Taking the time to rest and create space for ourselves allows buried feelings to surface, to be heard, and to be fully felt. This process is essential for healing, and it's how I'm now in recovery from CFS/ME.

But this often means confronting excruciatingly painful emotions—years of oppression, self-betrayal, and unacknowledged suffering. It takes immense courage to face these deeply rooted issues.

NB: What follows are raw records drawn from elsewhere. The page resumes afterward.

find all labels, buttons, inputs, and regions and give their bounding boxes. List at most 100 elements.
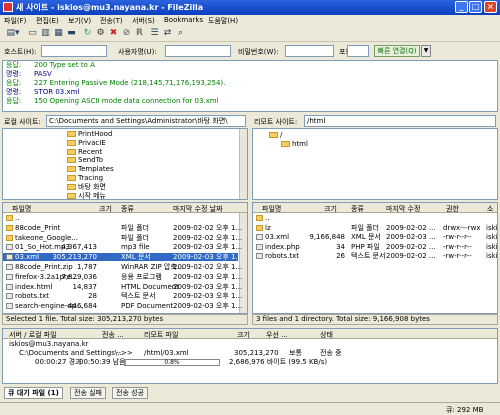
close-button[interactable]: × (484, 1, 497, 13)
col-size[interactable]: 크기 (99, 204, 112, 214)
col-server-local[interactable]: 서버 / 로컬 파일 (9, 330, 57, 340)
file-name: takeone_Google... (15, 233, 79, 242)
table-row[interactable]: 01_So_Hot.mp3 4,367,413 mp3 file 2009-02-03… (3, 243, 242, 252)
col-size[interactable]: 크기 (324, 204, 337, 214)
tab-successful-transfers[interactable]: 전송 성공 (112, 387, 148, 399)
table-row[interactable]: search-engine-op... 446,684 PDF Document 20… (3, 302, 242, 310)
file-name-cell: robots.txt (256, 252, 299, 260)
table-row[interactable]: index.html 14,837 HTML Document 2009-02-03 … (3, 282, 242, 291)
file-size: 4,367,413 (61, 243, 97, 252)
table-row[interactable]: lz 파일 폴더 2009-02-02 ... drwx---rwx iski (253, 224, 497, 232)
compare-icon[interactable]: ☰ (149, 28, 160, 39)
table-row[interactable]: .. (253, 214, 497, 222)
tree-item[interactable]: SendTo (67, 156, 103, 164)
tree-item[interactable]: 시작 메뉴 (67, 192, 106, 199)
menu-view[interactable]: 보기(V) (68, 16, 91, 26)
tree-item[interactable]: / (269, 131, 282, 139)
log-label: 명령: (6, 88, 22, 96)
table-row[interactable]: robots.txt 26 텍스트 문서 2009-02-02 ... -rw-r--r… (253, 252, 497, 260)
process-queue-icon[interactable]: ⚙ (95, 28, 106, 39)
minimize-button[interactable]: _ (455, 1, 468, 13)
file-name: 88code_Print.zip (15, 263, 73, 271)
tree-item[interactable]: Templates (67, 165, 114, 173)
host-input[interactable] (41, 45, 107, 57)
tree-item[interactable]: html (281, 140, 308, 148)
log-label: 응답: (6, 79, 22, 87)
host-label: 호스트(H): (4, 48, 37, 56)
table-row[interactable]: 88code_Print 파일 폴더 2009-02-02 오후 1... (3, 224, 242, 232)
col-remote-file[interactable]: 리모트 파일 (144, 330, 178, 340)
menu-file[interactable]: 파일(F) (4, 16, 26, 26)
search-icon[interactable]: ⌕ (175, 28, 186, 39)
toggle-remote-tree-icon[interactable]: ▦ (53, 28, 64, 39)
queue-status: 전송 중 (320, 349, 342, 357)
refresh-icon[interactable]: ↻ (82, 28, 93, 39)
tab-queued-files[interactable]: 큐 대기 파일 (1) (4, 387, 63, 399)
port-input[interactable] (347, 45, 369, 57)
table-row[interactable]: .. (3, 214, 238, 222)
table-row[interactable]: 88code_Print.zip 1,787 WinRAR ZIP 압축... 200… (3, 263, 242, 271)
toggle-log-icon[interactable]: ▭ (27, 28, 38, 39)
folder-icon (269, 132, 278, 138)
file-name: robots.txt (265, 252, 299, 260)
queue-tabs: 큐 대기 파일 (1) 전송 실패 전송 성공 (0, 386, 500, 400)
sync-browse-icon[interactable]: ⇄ (162, 28, 173, 39)
local-site-label: 로컬 사이트: (4, 118, 41, 126)
col-filename[interactable]: 파일명 (12, 204, 31, 214)
col-modified[interactable]: 마지막 수정 날짜 (173, 204, 223, 214)
toolbar: ▤▾ ▭ ▥ ▦ ▬ ↻ ⚙ ✖ ⊘ R ☰ ⇄ ⌕ (0, 26, 500, 42)
table-row[interactable]: 03.xml 9,166,848 XML 문서 2009-02-03 ... -rw-r… (253, 233, 497, 241)
disconnect-icon[interactable]: ⊘ (121, 28, 132, 39)
tree-item[interactable]: Recent (67, 148, 102, 156)
user-label: 사용자명(U): (118, 48, 157, 56)
queue-file-row[interactable]: C:\Documents and Settings\... -->> /html… (3, 349, 497, 358)
table-row[interactable]: 03.xml 305,213,270 XML 문서 2009-02-03 오후 1..… (3, 253, 242, 262)
col-status: 상태 (320, 331, 333, 339)
col-direction[interactable]: 전송 ... (102, 330, 124, 340)
col-type[interactable]: 종류 (121, 204, 134, 214)
menu-bookmarks[interactable]: Bookmarks (164, 16, 203, 24)
col-priority[interactable]: 우선 ... (266, 330, 288, 340)
maximize-button[interactable]: □ (469, 1, 482, 13)
table-row[interactable]: takeone_Google... 파일 폴더 2009-02-02 오후 1... (3, 234, 242, 242)
toggle-tree-icon[interactable]: ▥ (40, 28, 51, 39)
cancel-icon[interactable]: ✖ (108, 28, 119, 39)
file-owner: iski (486, 233, 498, 241)
site-manager-icon[interactable]: ▤▾ (4, 28, 22, 39)
table-row[interactable]: firefox-3.2a1pre... 7,829,036 응용 프로그램 2009-… (3, 272, 242, 281)
user-input[interactable] (165, 45, 231, 57)
tree-item[interactable]: 바탕 화면 (67, 183, 106, 191)
col-type[interactable]: 종류 (351, 204, 364, 214)
password-input[interactable] (285, 45, 334, 57)
col-size[interactable]: 크기 (237, 330, 250, 340)
folder-icon (281, 141, 290, 147)
col-filename[interactable]: 파일명 (262, 204, 281, 214)
file-name-cell: takeone_Google... (6, 234, 78, 242)
col-owner[interactable]: 소 (487, 204, 493, 214)
quickconnect-button[interactable]: 빠른 연결(Q) (374, 45, 420, 57)
file-type: 응용 프로그램 (121, 272, 162, 281)
file-date: 2009-02-03 오후 1... (173, 253, 243, 262)
table-row[interactable]: robots.txt 28 텍스트 문서 2009-02-03 오후 1... (3, 292, 242, 300)
tree-item[interactable]: Tracing (67, 174, 103, 182)
file-name: index.html (15, 282, 53, 291)
tab-failed-transfers[interactable]: 전송 실패 (70, 387, 106, 399)
log-label: 명령: (6, 70, 22, 78)
remote-path-input[interactable]: /html (304, 115, 496, 127)
table-row[interactable]: index.php 34 PHP 파일 2009-02-02 ... -rw-r--r-… (253, 243, 497, 251)
password-label: 비밀번호(W): (238, 48, 279, 56)
local-path-input[interactable]: C:\Documents and Settings\Administrator\… (46, 115, 246, 127)
menu-transfer[interactable]: 전송(T) (100, 16, 123, 26)
tree-item[interactable]: PrintHood (67, 130, 112, 138)
quickconnect-dropdown[interactable]: ▼ (421, 45, 431, 57)
tree-item[interactable]: PrivacIE (67, 139, 106, 147)
reconnect-icon[interactable]: R (134, 28, 145, 39)
menu-server[interactable]: 서버(S) (132, 16, 155, 26)
local-tree-scrollbar[interactable] (239, 129, 247, 199)
toggle-queue-icon[interactable]: ▬ (66, 28, 77, 39)
menu-edit[interactable]: 편집(E) (36, 16, 59, 26)
col-permissions[interactable]: 권한 (446, 204, 459, 214)
col-modified[interactable]: 마지막 수정 (386, 204, 420, 214)
queue-server-row[interactable]: iskios@mu3.nayana.kr (3, 340, 497, 349)
menu-help[interactable]: 도움말(H) (208, 16, 238, 26)
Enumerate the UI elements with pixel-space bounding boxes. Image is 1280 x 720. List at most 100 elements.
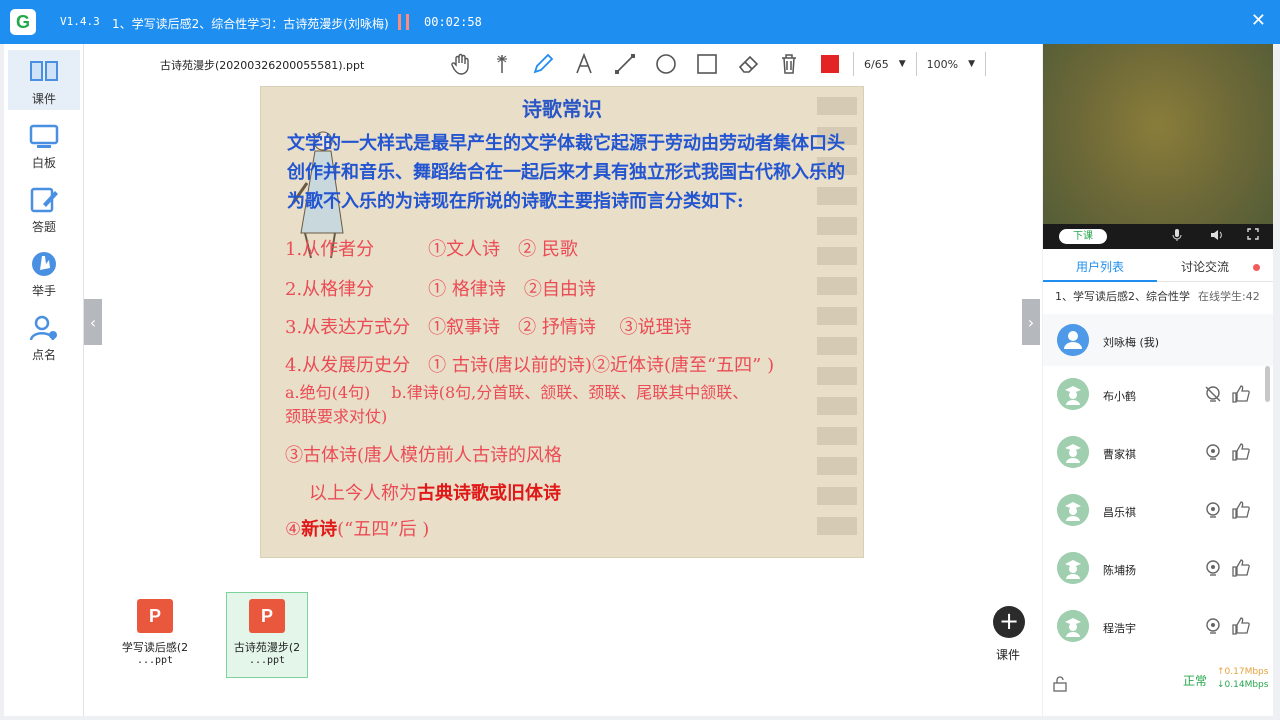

The Pain of Rest: Facing Our Emotions

A sign that we have deeply buried emotions is feeling agitated, anxious, or in flight mode when we finally sit down to rest. This discomfort can lead us to reach for distractions—food, wine, TV, anything to take our minds away from this unease.

This is the reason I've struggled with addiction.

For me, healing involved endless dark nights of the soul, an existential crisis, and tears beyond tears. No wonder many of us are repelled by rest, even though we may not realize that's why we're avoiding it.

A Glimmer of Hope

To give some glimmer of hope, I will say that these emotions are never as painful as we think they will be—**in the sense that we’re not going to die from feeling them**. We’ll be okay, and life gets better because of it.

The True Meaning of Rest

Rest isn’t simply about physical relaxation; it's a pivotal opportunity for emotional and mental cleansing. Embracing Self-Enforced Rest (SER) shouldn't be a luxury; it’s a necessity for preserving our energy and well-being.

This involves confronting and processing uncomfortable, deep-seated emotions that may bubble up as we rest. Left unattended, these emotions can manifest as chronic conditions and burnout.

Carving Out Time for Self-Care

By proactively incorporating SER into my routine, I've created a sustainable balance that allows me to thrive rather than just survive.

I encourage us all to carve out time for genuine rest. Challenge the ingrained beliefs that equate rest with laziness or failure. Understand that stepping back is not only acceptable—it's a powerful act of self-care.

It is hard, but we can break free from the harmful cycles perpetuated by societal pressures and capitalist demands. Instead, let’s foster a life where we listen to our bodies, honor our emotional needs, and ultimately, be well.

Rest is not just an antidote to exhaustion; it's a radical form of self-love and liberation.